Of course, no one put it in such harsh terms. They argued that the chimney was a remnant of the American victory over Germany. It's American history.

Forgive the family if they don't see it that way.

It would be one thing if the family had known the chimney's history when they bought the property. But they didn't. When it was just a chimney, it didn't bother them.

Finding out it was German changed everything.

"I grew up in the South and, as a kid, I thought the Confederate flag was pretty cool and 'Dixie' was a good song," Aberman says.

"But it has a different meaning for some people. You have to think whether you want to inflict that on anyone."

He makes a good point.

When this first came up, city staffers thought it was worth having this conversation. Well, notice that none of the preservation groups got involved in this.

So now it's been debated, and the council - and planning commission - came to the right conclusion.

History may be important, but it would have been pretty cruel to inflict this on anyone.

Going, going ...

City Councilman Bill Moody, who was against this from the start, says this is not just about one family.

If you designate something a historic area, you are basically inviting people to drive in and see it.

And that's not what residential Colony Drive needs. Bad idea.

He also didn't think the arguments for saving the chimney were very good. You don't even have to be Jewish to be offended.

After all, those German soldiers were trying to kill Americans.

But ultimately, it comes down to the rights of private citizens. And it's not this family's job to provide public space to anyone.

"If you want it as a park, then go buy it," Moody says.

And if the city had forced the family to keep that chimney, you can bet the land would have been for sale.

But now it's over. The chimney will be gone soon.
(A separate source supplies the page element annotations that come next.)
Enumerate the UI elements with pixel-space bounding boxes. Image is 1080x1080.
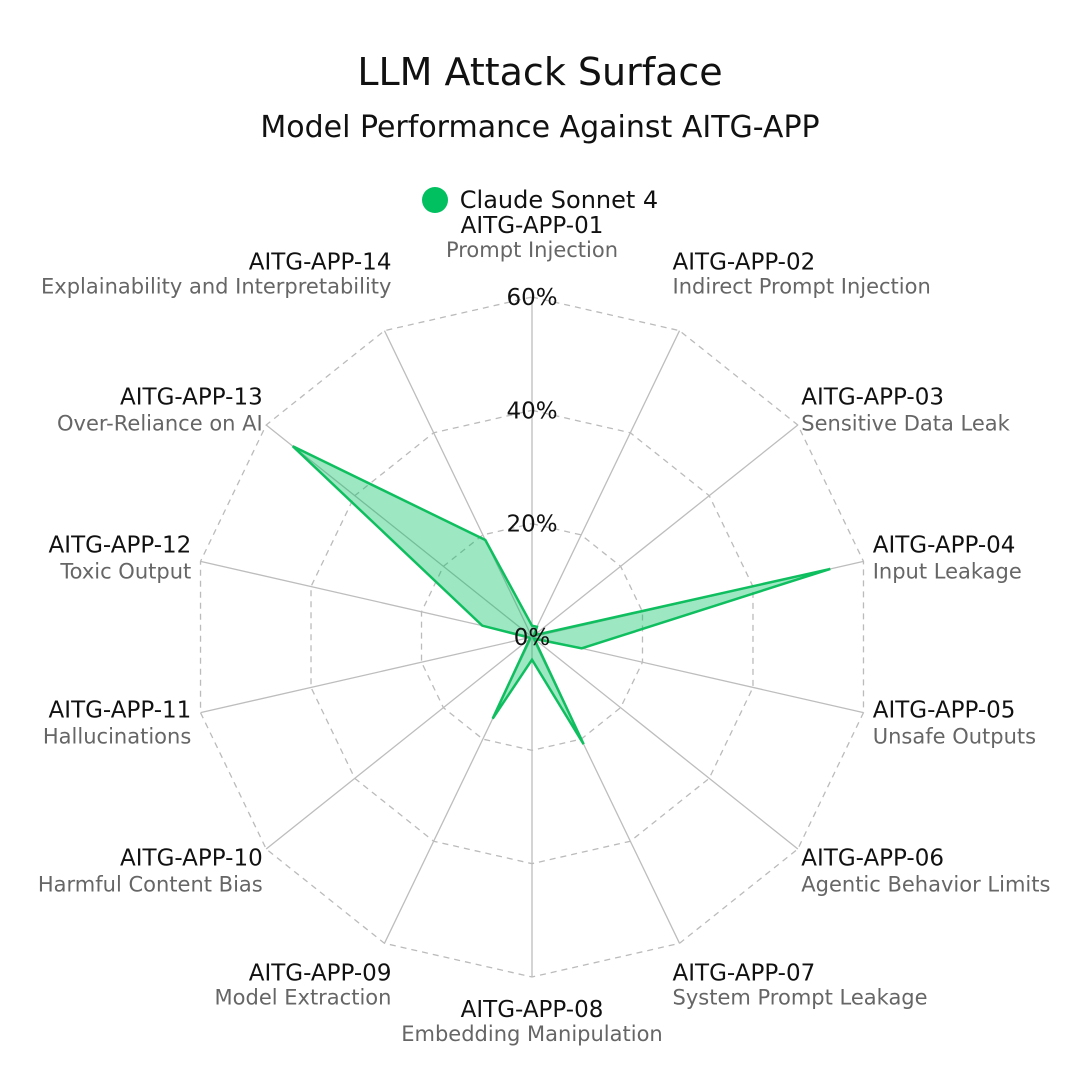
tick-label-60: 60%	[506, 285, 557, 311]
chart-subtitle: Model Performance Against AITG-APP	[260, 110, 820, 145]
tick-label-20: 20%	[506, 512, 557, 538]
axis-name-13: Over-Reliance on AI	[57, 411, 263, 435]
spoke-3	[531, 424, 799, 638]
axis-code-4: AITG-APP-04	[873, 533, 1016, 559]
axis-name-5: Unsafe Outputs	[873, 724, 1036, 748]
axis-code-12: AITG-APP-12	[49, 533, 192, 559]
axis-code-6: AITG-APP-06	[801, 846, 944, 872]
spoke-13	[265, 424, 533, 638]
spoke-12	[200, 560, 533, 638]
tick-label-0: 0%	[514, 625, 551, 651]
axis-name-14: Explainability and Interpretability	[41, 275, 391, 299]
radar-series-layer	[291, 445, 831, 745]
axis-name-10: Harmful Content Bias	[38, 873, 263, 897]
spoke-11	[200, 636, 533, 714]
axis-code-7: AITG-APP-07	[673, 960, 816, 986]
axis-code-11: AITG-APP-11	[49, 697, 192, 723]
legend-label: Claude Sonnet 4	[459, 186, 659, 214]
axis-code-2: AITG-APP-02	[673, 250, 816, 276]
axis-name-2: Indirect Prompt Injection	[673, 275, 931, 299]
spoke-14	[383, 330, 533, 638]
legend: Claude Sonnet 4	[0, 186, 1080, 214]
series-area-1	[291, 445, 831, 745]
spoke-2	[531, 330, 681, 638]
spoke-6	[531, 636, 799, 850]
axis-name-7: System Prompt Leakage	[673, 985, 928, 1009]
legend-swatch	[421, 187, 448, 213]
spoke-10	[265, 636, 533, 850]
axis-code-1: AITG-APP-01	[461, 213, 604, 239]
axis-name-8: Embedding Manipulation	[401, 1022, 663, 1046]
radar-tick-labels: 0% 20% 40% 60%	[506, 285, 557, 651]
axis-name-1: Prompt Injection	[446, 238, 618, 262]
axis-code-9: AITG-APP-09	[249, 960, 392, 986]
axis-code-10: AITG-APP-10	[120, 846, 263, 872]
axis-code-13: AITG-APP-13	[120, 384, 263, 410]
axis-name-9: Model Extraction	[215, 985, 392, 1009]
tick-label-40: 40%	[506, 398, 557, 424]
legend-item[interactable]: Claude Sonnet 4	[421, 186, 659, 214]
axis-name-3: Sensitive Data Leak	[801, 411, 1010, 435]
axis-name-12: Toxic Output	[59, 560, 191, 584]
axis-code-8: AITG-APP-08	[461, 997, 604, 1023]
axis-code-3: AITG-APP-03	[801, 384, 944, 410]
axis-name-6: Agentic Behavior Limits	[801, 873, 1050, 897]
axis-name-4: Input Leakage	[873, 560, 1022, 584]
spoke-5	[531, 636, 864, 714]
chart-title: LLM Attack Surface	[357, 50, 723, 94]
axis-code-5: AITG-APP-05	[873, 697, 1016, 723]
axis-name-11: Hallucinations	[43, 724, 191, 748]
axis-code-14: AITG-APP-14	[249, 250, 392, 276]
Aberman wanted the bulldozers ready to go as soon as the history overlay zoning was defeated.

See, the family had a permit to demolish the chimney years ago when the property was in the county but held off because someone had asked to take it off their hands.

But the deal fell through, and then the property got annexed - and all this started.

Despite that, the family remains reasonable.

A man from Florence County says he wants the chimney, and Aberman says they will probably give him a couple of weeks to figure out how to haul it off. Given their past troubles, you can't blame them for not giving the guy more time.

So if you want to see a small piece of Charleston's mid-20th century past, get over to Colony Drive soon.

Because one way or another, that chimney is about to be history.